To manually confirm deletion of duplicated files:
fdupes -r -d .
To automatically delete all copies but the first of each duplicated file (be warned, this warning, this actually deletes files, as requested):
fdupes -r -f . | grep -v '^$' | xargs rm -v
I'd recommend to manually check files before deletion:
fdupes -rf . | grep -v '^$' > files
... # check files
xargs -a files rm -v
bash 4.x
#!/bin/bash
declare -A arr
shopt -s globstar
for file in **; do
[[ -f "$file" ]] || continue
read cksm _ < <(md5sum "$file")
if ((arr[$cksm]++)); then
echo "rm $file"
fi
done
This is both recursive and handles any file name. Downside is that it requires version 4.x for the ability to use associative arrays and recursive searching.

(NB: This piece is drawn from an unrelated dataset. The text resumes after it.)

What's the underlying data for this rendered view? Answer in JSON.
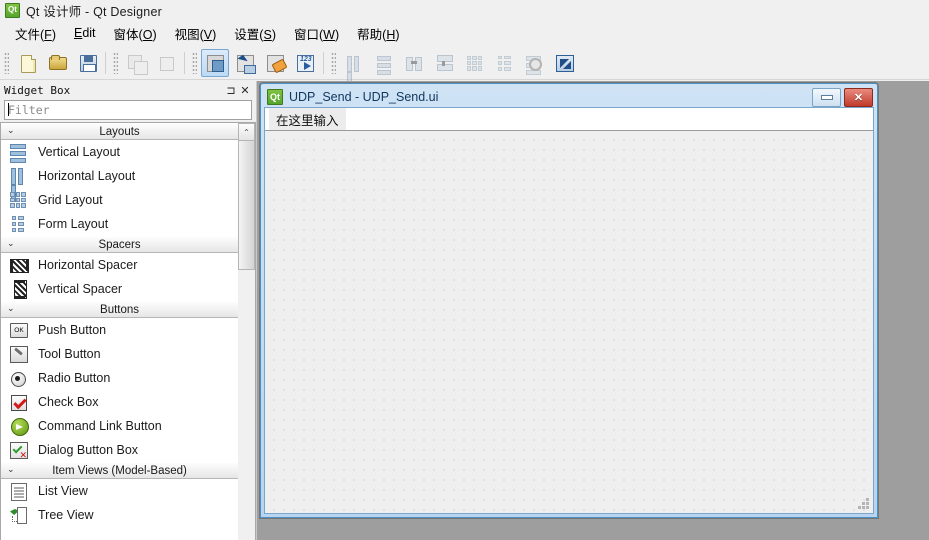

Remove the echo
if you like the results.
gawk version
gawk '
{
cmd="md5sum " q FILENAME q
cmd | getline cksm
close(cmd)
sub(/ .*$/,"",cksm)
if(a[cksm]++){
cmd="echo rm " q FILENAME q
system(cmd)
close(cmd)
}
nextfile
}' q='"' *
Note that this will still break on files that have double-quotes in their name. No real way to get around that with awk
. Remove the echo
if you like the results.
You can try FSLint. It has both command line and GUI interface.